The MEX3 protein family of RNA binding E3 ubiquitin ligases - a switch for controlling rapid mRNA decay
Messenger RNA (mRNA) decay is an important mechanism to control gene expression. It ensures a dynamic and rapid translatome remodeling response upon developmental and environmental cues. The canonical mRNA decay pathway starts with the removal of the 3´ poly(A) tail by deadenylases, such as the CCR4-NOT complex, which acts in both, bulk and targeted mRNA decay. In the latter, adaptor proteins recognize a specific sequence or feature in the target mRNA and recruit CCR4-NOT. A subgroup of these RNA binding proteins (RBP) contains in addition to their RNA binding functionality an E3 ubiquitin ligase domain (RBE3L). Their unique architecture allows them to bridge RNA and protein metabolism and to act as a molecular switch upon certain stimuli. An example of an RBE3L is the muscle excess 3 (MEX3) protein family (MEX3 A-D). Best characterized is MEX3C, which acts as a molecular switch in the immune system, foremost in natural killer (NK) cells. Resting NK cells are kept inactive by the intracellular interaction of major histocompatibility complex I (MHC-I) with inhibitory receptors on the NK cell surface. Upon inflammation, surface MHC-I levels need to be reduced in a rapid manner to switch NK cells to an activated state. MEX3C enables that switch by a novel mechanism: It specifically recognizes the MHC-I mRNA and recruits and ubiquitinates the CNOT7/8 deadenylase of the CCR4-NOT complex. This results in a rapid decay of MHC-I mRNA and NK cell activation.

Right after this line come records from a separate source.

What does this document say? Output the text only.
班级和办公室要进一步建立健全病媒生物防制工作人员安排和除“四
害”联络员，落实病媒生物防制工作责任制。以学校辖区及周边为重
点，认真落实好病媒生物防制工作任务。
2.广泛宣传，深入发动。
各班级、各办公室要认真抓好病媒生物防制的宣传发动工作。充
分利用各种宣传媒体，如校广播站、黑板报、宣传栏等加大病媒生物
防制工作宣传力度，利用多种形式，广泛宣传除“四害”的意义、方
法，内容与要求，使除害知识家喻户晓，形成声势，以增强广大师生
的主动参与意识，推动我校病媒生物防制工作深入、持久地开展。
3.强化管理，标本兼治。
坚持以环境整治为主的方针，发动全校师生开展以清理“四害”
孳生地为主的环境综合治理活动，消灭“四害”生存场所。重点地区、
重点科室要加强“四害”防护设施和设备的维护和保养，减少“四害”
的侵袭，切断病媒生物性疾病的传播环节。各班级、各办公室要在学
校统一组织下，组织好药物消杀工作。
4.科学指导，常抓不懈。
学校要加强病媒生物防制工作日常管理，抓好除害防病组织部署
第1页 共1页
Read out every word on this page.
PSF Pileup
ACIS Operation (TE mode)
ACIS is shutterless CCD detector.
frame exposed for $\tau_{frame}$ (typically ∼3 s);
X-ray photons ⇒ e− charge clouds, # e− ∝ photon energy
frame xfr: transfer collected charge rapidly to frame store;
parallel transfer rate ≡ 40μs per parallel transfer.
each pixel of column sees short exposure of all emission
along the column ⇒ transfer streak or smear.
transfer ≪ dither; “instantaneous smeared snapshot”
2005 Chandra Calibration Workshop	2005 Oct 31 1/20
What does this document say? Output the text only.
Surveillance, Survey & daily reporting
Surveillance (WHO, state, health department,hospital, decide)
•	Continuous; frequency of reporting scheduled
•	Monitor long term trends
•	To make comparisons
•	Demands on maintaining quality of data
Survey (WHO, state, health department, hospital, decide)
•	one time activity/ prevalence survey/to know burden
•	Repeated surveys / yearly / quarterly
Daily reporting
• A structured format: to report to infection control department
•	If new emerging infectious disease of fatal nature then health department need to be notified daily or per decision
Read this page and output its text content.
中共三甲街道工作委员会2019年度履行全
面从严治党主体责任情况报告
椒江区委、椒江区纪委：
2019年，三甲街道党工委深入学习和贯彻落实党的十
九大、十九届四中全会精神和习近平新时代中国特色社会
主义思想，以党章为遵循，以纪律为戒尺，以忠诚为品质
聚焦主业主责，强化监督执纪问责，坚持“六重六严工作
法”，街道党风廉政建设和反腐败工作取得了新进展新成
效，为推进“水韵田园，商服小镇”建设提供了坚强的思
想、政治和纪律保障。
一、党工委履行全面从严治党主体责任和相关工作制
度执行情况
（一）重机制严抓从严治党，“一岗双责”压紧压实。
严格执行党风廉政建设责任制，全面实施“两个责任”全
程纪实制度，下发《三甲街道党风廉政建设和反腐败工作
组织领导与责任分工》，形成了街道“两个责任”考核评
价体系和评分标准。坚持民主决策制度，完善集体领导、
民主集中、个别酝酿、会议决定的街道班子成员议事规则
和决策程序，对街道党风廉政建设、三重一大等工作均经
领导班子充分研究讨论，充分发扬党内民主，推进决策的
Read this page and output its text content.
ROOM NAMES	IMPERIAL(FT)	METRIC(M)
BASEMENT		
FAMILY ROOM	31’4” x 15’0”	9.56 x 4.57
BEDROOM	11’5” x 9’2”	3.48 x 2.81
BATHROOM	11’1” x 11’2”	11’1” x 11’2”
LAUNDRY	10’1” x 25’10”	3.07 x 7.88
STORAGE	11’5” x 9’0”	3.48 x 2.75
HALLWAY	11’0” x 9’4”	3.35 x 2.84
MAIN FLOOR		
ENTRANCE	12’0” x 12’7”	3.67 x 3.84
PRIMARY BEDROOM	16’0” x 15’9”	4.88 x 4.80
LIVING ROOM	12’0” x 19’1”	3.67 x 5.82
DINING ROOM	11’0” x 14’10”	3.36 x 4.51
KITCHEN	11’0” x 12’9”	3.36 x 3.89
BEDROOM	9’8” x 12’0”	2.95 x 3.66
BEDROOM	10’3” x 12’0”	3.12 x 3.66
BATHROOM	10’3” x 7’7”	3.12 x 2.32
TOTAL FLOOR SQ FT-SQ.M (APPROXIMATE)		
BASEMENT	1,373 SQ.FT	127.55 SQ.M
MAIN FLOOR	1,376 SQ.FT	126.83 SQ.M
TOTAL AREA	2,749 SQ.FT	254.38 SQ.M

A similar mechanism has been proposed for MEX3A and MEX3B in the evasion of the immune system by cancer cells. The molecular details of how MEX3 proteins recruit CCR4-NOT and how CNOT7/8 ubiquitination stimulates mRNA decay are elusive to date. Both CCR4-NOT and MEX3 interact functionally with the translation machinery, raising the question if mRNA decay occurs co-translationally. To answer the outstanding questions, we will recombinantly express human CCR4-NOT complex, MEX3 proteins and variants thereof and perform interaction studies to decipher their interaction network. Recombinant proteins will be also used for functional in vitro studies, such as deadenylation-, ubiquitination- and translation assays and combinations thereof. In addition, we will employ an integrative structural biology approach (cryoEM, macromolecular crystallography, crosslinking mass-spectrometry, NMR) to obtain structural information at the atomic level. We will use in cellulo studies, to test results from the in vitro assays and to identify novel interaction and ubiquitination targets of MEX3 proteins. Together, our goal is to understand the molecular details of the ubiquitin-meditated on switch in mRNA decay by the MEX3 protein family, with a focus on MEX3C in MHC-I mRNA decay.